Avec Denis Ménochet, Léa Drucker, Mathilde Auneveux
Chronique : Une claque. De celles qui vous laissent engourdi quand les lumières se rallument. Avec Jusqu’à la garde, Xavier Legrand procède à la terrifiante autopsie d’un drame conjugal. Tranchante et implacable.
Il y a deux ans, son court métrage Avant que de tout perdre portait déjà les germes de ce cinéma anxiogène, entre drame social et thriller. Il racontait, en 30 minutes irrespirables, la tentative d’une femme pour fuir avec ses enfants l’emprise d’un mari violent. Jusqu’à la garde en est un prolongement. Il débute chez la juge qui doit rendre le verdict pour la garde de leur plus jeune fils. Cette scène expose sans artifice toute l’ambiguïté et la complexité de son sujet. Comment appréhender le degré de vérité chez chacun des protagonistes, mais aussi comment mesurer le poids d’une décision qui peut littéralement être une question de vie ou de mort. Les discours plus ou moins adroits des avocats, les silences, les regards vides ou apeurés, Xavier Legrand nous fait entrer d’emblée dans l’intime torturé de ce couple détruit. Son film va se poursuivre avec la même volonté d’exposer les conséquences de la décision de justice rendue peu après avec un habile mélange de proximité et de hauteur. Pour peu à peu se muer en un thriller terrifiant. La mise en scène du jeune réalisateur est chirurgicale et d’une affolante maîtrise pour un premier long-métrage. Son sens du cadre est d’une assurance remarquable, conférant à certains plans fixes une intensité effroyable.

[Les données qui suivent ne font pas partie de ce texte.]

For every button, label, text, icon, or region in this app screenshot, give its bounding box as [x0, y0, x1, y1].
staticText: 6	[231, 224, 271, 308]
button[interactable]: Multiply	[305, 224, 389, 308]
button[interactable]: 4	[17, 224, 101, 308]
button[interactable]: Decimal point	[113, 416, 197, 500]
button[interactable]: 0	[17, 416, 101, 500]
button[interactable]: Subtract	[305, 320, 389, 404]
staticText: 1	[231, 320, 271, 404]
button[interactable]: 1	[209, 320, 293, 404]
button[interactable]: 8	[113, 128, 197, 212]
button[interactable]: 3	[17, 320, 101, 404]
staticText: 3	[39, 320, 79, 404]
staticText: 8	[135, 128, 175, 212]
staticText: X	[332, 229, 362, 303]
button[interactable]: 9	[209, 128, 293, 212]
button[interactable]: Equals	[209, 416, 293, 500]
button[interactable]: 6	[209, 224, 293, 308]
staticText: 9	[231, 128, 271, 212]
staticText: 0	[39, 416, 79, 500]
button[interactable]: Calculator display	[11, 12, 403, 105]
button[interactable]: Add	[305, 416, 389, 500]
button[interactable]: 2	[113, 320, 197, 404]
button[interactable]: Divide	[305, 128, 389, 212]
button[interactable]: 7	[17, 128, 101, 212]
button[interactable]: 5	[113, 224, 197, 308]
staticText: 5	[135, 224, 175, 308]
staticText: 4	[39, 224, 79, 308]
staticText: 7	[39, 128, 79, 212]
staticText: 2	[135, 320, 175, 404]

L’absence de musique additionnelle et le travail minutieux sur le son rendent l’usage du hors-champ particulièrement pertinent lorsqu’il s’agit d’accentuer l’angoisse qui étreint ses personnages. Peu de mots, mais des bruits de pas, d’objets, de portes qu’on percute, des respirations…
Les effets minimalistes renforcent le sentiment d’une sourde urgence, d’une menace omniprésente, un sentiment d’insécurité permanent qui atteint son climax lors d’une fête d’anniversaire tétanisante, où les dialogues couverts par la musique sont à peine audibles, mais où les regards terrifiés en disent plus que certains cris.

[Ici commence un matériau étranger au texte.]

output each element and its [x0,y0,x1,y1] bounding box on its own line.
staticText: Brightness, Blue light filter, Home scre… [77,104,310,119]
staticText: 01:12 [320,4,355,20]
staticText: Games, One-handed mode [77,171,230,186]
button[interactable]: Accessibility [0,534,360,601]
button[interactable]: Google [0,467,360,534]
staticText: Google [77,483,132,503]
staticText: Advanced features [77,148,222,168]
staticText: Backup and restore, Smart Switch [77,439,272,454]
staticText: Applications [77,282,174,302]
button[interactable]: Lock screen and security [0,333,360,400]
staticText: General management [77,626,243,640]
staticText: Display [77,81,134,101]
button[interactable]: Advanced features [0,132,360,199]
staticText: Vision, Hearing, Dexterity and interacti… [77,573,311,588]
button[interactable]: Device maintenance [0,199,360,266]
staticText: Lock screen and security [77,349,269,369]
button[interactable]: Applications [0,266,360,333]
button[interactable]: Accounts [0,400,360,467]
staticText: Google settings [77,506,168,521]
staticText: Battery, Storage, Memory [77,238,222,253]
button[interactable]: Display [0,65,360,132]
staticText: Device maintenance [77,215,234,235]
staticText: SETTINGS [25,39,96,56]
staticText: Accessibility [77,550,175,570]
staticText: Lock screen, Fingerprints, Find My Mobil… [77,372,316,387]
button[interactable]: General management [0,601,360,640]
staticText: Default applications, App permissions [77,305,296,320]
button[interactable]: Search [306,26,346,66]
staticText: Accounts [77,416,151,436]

Appuyé par des interprètes investis et tous épatants (Léa Drucker et Denis Ménochet, très subtils et si loin des caricatures, mais aussi le jeune Thomas Gioria, impressionnant de naturel) Xavier Legrand opère un crescendo effrayant, jusqu’à un final qui vous laissera groggy. Glaçant.
Synopsis : Le couple Besson divorce. Pour protéger son fils d’un père qu’elle accuse de violences, Miriam en demande la garde exclusive. La juge en charge du dossier accorde une garde partagée au père qu’elle considère bafoué. Pris en otage entre ses parents, Julien va tout faire pour empêcher que le pire n’arrive.